Question

The local minimum value of the function $f(x)=x^{2}-x$, $x\in\mathbb{R}$, is

• A. $\frac{1}{2}$
• B. $\frac{1}{4}$
• C. $\frac{-1}{4}$
• D. $\frac{3}{4}$
• E. $\frac{-1}{2}$

Hint:

Algebra Tip: Because $y = x^2 - x$ is a standard upward-opening parabola, its minimum value is just the y-coordinate of its vertex. Using the vertex formula $x = -b/(2a)$, we instantly get $x = -(-1)/2 = 1/2$.

Answer 1

The Correct Option is C

Concept:
Local extrema occur at critical points where the first derivative is zero ($f^{\prime}(x) = 0$). To confirm whether a critical point is a minimum, check the second derivative; if $f^{\prime\prime}(x) > 0$, it is a local minimum. Finally, plug the critical x-value back into the original function to find the minimum value.

Step 1: Find the first derivative.
Differentiate the function $f(x) = x^2 - x$ with respect to $x$: $$f^{\prime}(x) = 2x - 1$$

Step 2: Find the critical point(s).
Set the first derivative equal to zero and solve for $x$: $$2x - 1 = 0$$ $$2x = 1 \implies x = \frac{1}{2}$$

Step 3: Verify it is a local minimum.
Find the second derivative to check concavity: $$f^{\prime\prime}(x) = 2$$ Since $2 > 0$ for all $x$, the curve is concave up everywhere, confirming that $x = \frac{1}{2}$ is indeed a local minimum.

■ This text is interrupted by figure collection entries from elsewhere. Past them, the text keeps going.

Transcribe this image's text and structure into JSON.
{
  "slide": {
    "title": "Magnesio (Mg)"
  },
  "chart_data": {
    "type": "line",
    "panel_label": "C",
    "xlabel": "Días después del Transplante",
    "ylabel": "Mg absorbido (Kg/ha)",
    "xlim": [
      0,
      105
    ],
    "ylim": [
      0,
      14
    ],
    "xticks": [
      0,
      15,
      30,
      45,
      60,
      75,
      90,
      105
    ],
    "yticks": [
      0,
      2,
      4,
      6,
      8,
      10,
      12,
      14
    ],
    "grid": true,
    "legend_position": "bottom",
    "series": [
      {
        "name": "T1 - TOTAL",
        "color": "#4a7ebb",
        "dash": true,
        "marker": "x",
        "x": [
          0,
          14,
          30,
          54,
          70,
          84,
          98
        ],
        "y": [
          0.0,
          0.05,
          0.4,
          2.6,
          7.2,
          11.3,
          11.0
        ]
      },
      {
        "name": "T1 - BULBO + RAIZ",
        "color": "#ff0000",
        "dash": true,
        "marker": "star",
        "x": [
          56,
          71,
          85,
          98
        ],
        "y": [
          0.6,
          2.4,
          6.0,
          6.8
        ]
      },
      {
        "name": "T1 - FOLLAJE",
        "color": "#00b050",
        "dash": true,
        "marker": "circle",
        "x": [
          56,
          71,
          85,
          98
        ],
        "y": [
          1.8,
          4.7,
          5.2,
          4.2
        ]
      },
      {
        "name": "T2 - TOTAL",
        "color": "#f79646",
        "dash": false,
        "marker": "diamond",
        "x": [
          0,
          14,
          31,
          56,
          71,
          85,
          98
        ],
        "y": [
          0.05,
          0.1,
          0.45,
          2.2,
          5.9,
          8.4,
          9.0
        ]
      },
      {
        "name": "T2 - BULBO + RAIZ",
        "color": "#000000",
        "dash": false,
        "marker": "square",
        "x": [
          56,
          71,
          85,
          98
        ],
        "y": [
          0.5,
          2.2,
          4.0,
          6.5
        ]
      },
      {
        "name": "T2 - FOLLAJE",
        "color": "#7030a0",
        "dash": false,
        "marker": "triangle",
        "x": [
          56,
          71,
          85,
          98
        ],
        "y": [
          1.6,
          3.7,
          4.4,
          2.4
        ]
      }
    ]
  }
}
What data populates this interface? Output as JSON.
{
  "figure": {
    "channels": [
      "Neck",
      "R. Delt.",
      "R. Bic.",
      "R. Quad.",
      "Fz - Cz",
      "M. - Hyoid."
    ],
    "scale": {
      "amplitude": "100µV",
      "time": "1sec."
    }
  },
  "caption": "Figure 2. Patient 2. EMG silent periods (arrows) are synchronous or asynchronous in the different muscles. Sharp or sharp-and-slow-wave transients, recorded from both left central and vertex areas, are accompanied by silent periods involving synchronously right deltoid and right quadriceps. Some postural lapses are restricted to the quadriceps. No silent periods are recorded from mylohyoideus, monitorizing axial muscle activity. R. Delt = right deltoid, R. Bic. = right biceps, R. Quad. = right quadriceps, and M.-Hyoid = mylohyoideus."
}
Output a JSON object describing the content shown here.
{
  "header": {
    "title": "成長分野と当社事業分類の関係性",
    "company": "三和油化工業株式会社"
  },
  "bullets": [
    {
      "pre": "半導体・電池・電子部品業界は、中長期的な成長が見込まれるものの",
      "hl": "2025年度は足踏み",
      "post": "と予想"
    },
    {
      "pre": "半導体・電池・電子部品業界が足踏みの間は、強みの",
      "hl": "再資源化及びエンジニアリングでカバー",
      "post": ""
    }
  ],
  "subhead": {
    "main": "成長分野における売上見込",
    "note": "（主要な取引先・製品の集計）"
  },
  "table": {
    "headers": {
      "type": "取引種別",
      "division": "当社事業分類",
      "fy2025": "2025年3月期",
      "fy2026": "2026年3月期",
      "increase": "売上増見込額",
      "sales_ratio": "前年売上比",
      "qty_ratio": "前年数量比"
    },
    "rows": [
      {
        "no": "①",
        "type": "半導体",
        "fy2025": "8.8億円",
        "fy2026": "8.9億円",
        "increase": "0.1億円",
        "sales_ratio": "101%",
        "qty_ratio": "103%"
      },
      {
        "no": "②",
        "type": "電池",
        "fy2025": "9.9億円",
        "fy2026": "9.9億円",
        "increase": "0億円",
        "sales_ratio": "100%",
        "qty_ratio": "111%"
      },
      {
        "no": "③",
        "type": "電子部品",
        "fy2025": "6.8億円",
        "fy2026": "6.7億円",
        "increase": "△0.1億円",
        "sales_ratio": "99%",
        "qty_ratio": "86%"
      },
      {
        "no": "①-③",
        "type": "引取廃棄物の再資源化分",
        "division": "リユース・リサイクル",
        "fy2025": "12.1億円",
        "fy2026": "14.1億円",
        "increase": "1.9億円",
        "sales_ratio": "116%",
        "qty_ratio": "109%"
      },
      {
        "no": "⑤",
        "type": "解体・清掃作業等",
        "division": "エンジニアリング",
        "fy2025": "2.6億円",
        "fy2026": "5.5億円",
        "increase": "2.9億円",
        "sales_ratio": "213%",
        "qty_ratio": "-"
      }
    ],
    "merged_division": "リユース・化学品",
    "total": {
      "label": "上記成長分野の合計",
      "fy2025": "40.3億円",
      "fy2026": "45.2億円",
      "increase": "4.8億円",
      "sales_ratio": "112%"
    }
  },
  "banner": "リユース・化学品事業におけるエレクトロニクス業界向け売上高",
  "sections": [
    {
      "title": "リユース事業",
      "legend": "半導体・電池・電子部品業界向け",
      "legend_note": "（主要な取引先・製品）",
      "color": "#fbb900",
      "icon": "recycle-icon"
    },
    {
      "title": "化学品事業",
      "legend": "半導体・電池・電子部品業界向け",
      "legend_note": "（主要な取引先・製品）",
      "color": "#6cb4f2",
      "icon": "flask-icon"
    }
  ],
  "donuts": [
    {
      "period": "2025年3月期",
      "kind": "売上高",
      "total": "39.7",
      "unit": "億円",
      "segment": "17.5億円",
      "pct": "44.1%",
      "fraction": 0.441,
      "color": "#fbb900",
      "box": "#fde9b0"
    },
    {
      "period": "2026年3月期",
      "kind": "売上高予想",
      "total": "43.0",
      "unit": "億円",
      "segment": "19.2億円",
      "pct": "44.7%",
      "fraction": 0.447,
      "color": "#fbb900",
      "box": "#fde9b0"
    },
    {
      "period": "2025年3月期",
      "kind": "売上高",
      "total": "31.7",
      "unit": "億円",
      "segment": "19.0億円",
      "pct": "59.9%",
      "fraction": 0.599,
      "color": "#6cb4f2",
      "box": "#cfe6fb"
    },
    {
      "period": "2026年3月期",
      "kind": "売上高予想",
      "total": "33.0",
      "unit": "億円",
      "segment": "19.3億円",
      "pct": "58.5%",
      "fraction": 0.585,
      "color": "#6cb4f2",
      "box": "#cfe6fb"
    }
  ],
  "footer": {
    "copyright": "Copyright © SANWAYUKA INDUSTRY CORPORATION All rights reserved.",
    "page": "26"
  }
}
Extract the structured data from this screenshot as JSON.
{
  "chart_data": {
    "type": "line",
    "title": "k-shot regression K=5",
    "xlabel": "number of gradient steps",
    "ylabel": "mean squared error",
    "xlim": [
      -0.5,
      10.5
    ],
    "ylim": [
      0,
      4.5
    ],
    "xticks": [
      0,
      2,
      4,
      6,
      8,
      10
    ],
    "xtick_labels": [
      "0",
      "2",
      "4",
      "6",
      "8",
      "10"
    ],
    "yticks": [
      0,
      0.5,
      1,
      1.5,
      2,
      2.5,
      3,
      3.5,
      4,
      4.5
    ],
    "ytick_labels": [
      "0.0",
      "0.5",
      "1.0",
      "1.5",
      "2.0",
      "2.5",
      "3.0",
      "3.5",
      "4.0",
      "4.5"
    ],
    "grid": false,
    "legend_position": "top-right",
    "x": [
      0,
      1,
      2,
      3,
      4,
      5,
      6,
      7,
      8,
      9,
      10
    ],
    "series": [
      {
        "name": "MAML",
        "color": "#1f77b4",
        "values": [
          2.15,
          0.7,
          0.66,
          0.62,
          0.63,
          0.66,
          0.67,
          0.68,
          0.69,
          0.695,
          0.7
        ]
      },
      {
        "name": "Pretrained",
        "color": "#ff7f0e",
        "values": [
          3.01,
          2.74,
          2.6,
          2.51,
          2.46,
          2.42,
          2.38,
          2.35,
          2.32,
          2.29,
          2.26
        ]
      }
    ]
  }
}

Step 4: Substitute into the original function.
To find the actual minimum value, plug $x = \frac{1}{2}$ back into $f(x)$: $$f\left(\frac{1}{2}\right) = \left(\frac{1}{2}\right)^2 - \left(\frac{1}{2}\right)$$

Step 5: Calculate the final numerical value.
Evaluate the squares and subtract: $$f\left(\frac{1}{2}\right) = \frac{1}{4} - \frac{1}{2}$$ Get a common denominator: $$f\left(\frac{1}{2}\right) = \frac{1}{4} - \frac{2}{4} = \frac{-1}{4}$$ Hence the correct answer is (C) $\frac{-1{4}$}.